Más que como Compañías Blancas, aquellas tropas mercenarias debieron ser bautizadas con el nombre de Compañías Rojas, porque de ese color quedaba la tierra teñida allí por donde pasaban. Estaban formadas por soldados de fortuna de todas las naciones, que trataban de emular constantemente con sus acciones al mismísimo caballo del rey de los hunos, pues donde ponían los pies tardaba en volver a crecer la hierba. En Francia descansaron cuando, por fin, se libraron de ellos. Y en España, aun cuando venían a luchar del lado de uno de los dos bandos que se disputaban el trono de Castilla, como un ejército amigo en teoría, su comportamiento con la población indígena fue la de un ejército enemigo. La única causa por la que luchaba la mayoría de ellos era un buen botín y una buena paga, y si no la recibían, o no la recibían a tiempo, de aquél que los contrataba, se la tomaban ellos mismos por su cuenta mediante la rapiña y el saqueo de las villas y ciudades que tenían más a mano, de gente menuda que estaba, frente a estas alimañas, a la intemperie, sin ningún rey o señor que los protegiera.

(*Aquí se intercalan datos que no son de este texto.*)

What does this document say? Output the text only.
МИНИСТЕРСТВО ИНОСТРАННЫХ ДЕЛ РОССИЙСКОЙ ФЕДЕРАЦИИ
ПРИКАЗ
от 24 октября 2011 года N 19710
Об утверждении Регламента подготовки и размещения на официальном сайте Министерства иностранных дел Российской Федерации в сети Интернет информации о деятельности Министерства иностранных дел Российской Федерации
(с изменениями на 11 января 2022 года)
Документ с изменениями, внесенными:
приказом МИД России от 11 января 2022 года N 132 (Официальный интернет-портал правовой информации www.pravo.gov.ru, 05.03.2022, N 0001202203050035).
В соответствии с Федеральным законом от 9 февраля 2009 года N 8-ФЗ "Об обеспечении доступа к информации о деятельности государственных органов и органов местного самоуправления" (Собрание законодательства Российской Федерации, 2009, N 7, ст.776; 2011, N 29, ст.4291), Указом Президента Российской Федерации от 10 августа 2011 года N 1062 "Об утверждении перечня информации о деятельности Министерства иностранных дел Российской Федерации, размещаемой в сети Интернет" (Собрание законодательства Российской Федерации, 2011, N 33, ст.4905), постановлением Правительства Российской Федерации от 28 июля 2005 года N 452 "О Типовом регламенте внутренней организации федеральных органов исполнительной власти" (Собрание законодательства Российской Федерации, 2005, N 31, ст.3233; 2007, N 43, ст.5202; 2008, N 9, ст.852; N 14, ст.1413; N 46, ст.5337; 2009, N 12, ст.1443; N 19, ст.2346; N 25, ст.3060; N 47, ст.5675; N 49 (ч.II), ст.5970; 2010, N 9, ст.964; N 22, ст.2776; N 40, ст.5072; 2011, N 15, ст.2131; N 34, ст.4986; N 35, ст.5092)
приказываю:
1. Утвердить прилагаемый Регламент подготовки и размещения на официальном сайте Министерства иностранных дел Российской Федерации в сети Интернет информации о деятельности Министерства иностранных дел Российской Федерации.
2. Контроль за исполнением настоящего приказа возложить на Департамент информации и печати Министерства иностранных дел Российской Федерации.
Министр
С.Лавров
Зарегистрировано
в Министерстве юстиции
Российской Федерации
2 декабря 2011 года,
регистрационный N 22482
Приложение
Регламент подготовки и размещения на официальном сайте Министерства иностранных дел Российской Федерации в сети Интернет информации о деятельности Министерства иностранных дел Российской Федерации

Aquel hombre de una fealdad de leyenda, cabeza enorme, cuerpo grande, piernas cortas, asimétrico, desproporcionado, tenía poco que agradecer a la naturaleza en lo que a belleza se refiere. Pero, como contrapartida, la misma naturaleza le había dotado extraordinariamente bien para la guerra. En ella se encontraba como pez en el agua.

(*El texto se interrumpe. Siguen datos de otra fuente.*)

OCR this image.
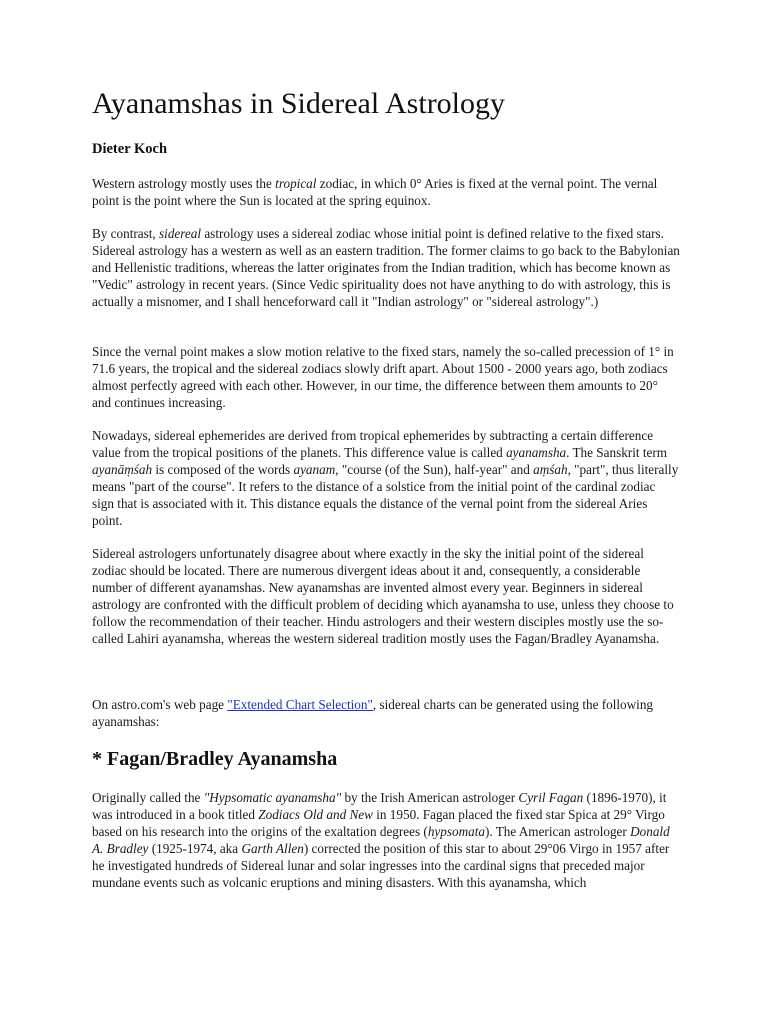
Ayanamshas in Sidereal Astrology
Dieter Koch

Western astrology mostly uses the tropical zodiac, in which 0° Aries is fixed at the vernal point. The vernal point is the point where the Sun is located at the spring equinox.

By contrast, sidereal astrology uses a sidereal zodiac whose initial point is defined relative to the fixed stars. Sidereal astrology has a western as well as an eastern tradition. The former claims to go back to the Babylonian and Hellenistic traditions, whereas the latter originates from the Indian tradition, which has become known as "Vedic" astrology in recent years. (Since Vedic spirituality does not have anything to do with astrology, this is actually a misnomer, and I shall henceforward call it "Indian astrology" or "sidereal astrology".)

Since the vernal point makes a slow motion relative to the fixed stars, namely the so-called precession of 1° in 71.6 years, the tropical and the sidereal zodiacs slowly drift apart. About 1500 - 2000 years ago, both zodiacs almost perfectly agreed with each other. However, in our time, the difference between them amounts to 20° and continues increasing.

Nowadays, sidereal ephemerides are derived from tropical ephemerides by subtracting a certain difference value from the tropical positions of the planets. This difference value is called ayanamsha. The Sanskrit term ayanāṃśah is composed of the words ayanam, "course (of the Sun), half-year" and aṃśah, "part", thus literally means "part of the course". It refers to the distance of a solstice from the initial point of the cardinal zodiac sign that is associated with it. This distance equals the distance of the vernal point from the sidereal Aries point.

Sidereal astrologers unfortunately disagree about where exactly in the sky the initial point of the sidereal zodiac should be located. There are numerous divergent ideas about it and, consequently, a considerable number of different ayanamshas. New ayanamshas are invented almost every year. Beginners in sidereal astrology are confronted with the difficult problem of deciding which ayanamsha to use, unless they choose to follow the recommendation of their teacher. Hindu astrologers and their western disciples mostly use the so-called Lahiri ayanamsha, whereas the western sidereal tradition mostly uses the Fagan/Bradley Ayanamsha.

On astro.com's web page "Extended Chart Selection", sidereal charts can be generated using the following ayanamshas:

* Fagan/Bradley Ayanamsha

Originally called the "Hypsomatic ayanamsha" by the Irish American astrologer Cyril Fagan (1896-1970), it was introduced in a book titled Zodiacs Old and New in 1950. Fagan placed the fixed star Spica at 29° Virgo based on his research into the origins of the exaltation degrees (hypsomata). The American astrologer Donald A. Bradley (1925-1974, aka Garth Allen) corrected the position of this star to about 29°06 Virgo in 1957 after he investigated hundreds of Sidereal lunar and solar ingresses into the cardinal signs that preceded major mundane events such as volcanic eruptions and mining disasters. With this ayanamsha, which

Cada época tiene sus héroes. Mostraban entonces los paladines, en su escudo o en su pendón, como divisa, un león, un oso, una pantera o cualquier otro animal cuyas cualidades de fuerza, valentía o resistencia querían imitar en el combate. Ahora muestran, pongamos por caso, una manzana o una abeja. Beltrán lo fue en la suya, enterrado, en pago a sus servicios en la guerra de los Cien Años, en la tumba de los reyes de Francia. Hoy no pasaría de portero de discoteca o de sicario de algún cártel de la droga. “Soy –se decía– demasiado feo para seducir mujeres. En cambio sé hacerme respetar por mis enemigos. El secreto está en ser más violento y cruel que tu contrario, en tener poco que perder y mucho que ganar: una vida miserable y relegada al olvido, si pierdes, y dinero, nobleza, fama, si vences... La guerra es mi negocio. Otros son campesinos, menestrales, físicos, arrendadores de impuestos. Yo busco la gloria en la batalla. A eso me dedico. Y, aunque mi señor natural es el rey de Francia, me vendo al mejor postor, al que ofrezca una buena paga y unos buenos despojos. No quiero morir lentamente en mi lecho lleno de achaques, haciéndome mis necesidades en la cama. Prefiero una muerte rápida, atravesado por una flecha o una lanza mientras enfilo mi caballo, hacha en ristre, contra un infiel o un inglés. Y cuando me llegue la hora, Dios me habrá de perdonar por la muertes, violaciones y rapiñas cometidas y abrirme las puertas del cielo, pues yo no elegí ser como soy. Él fue el que me hizo así, el que dispuso todo mi ser para la lucha”.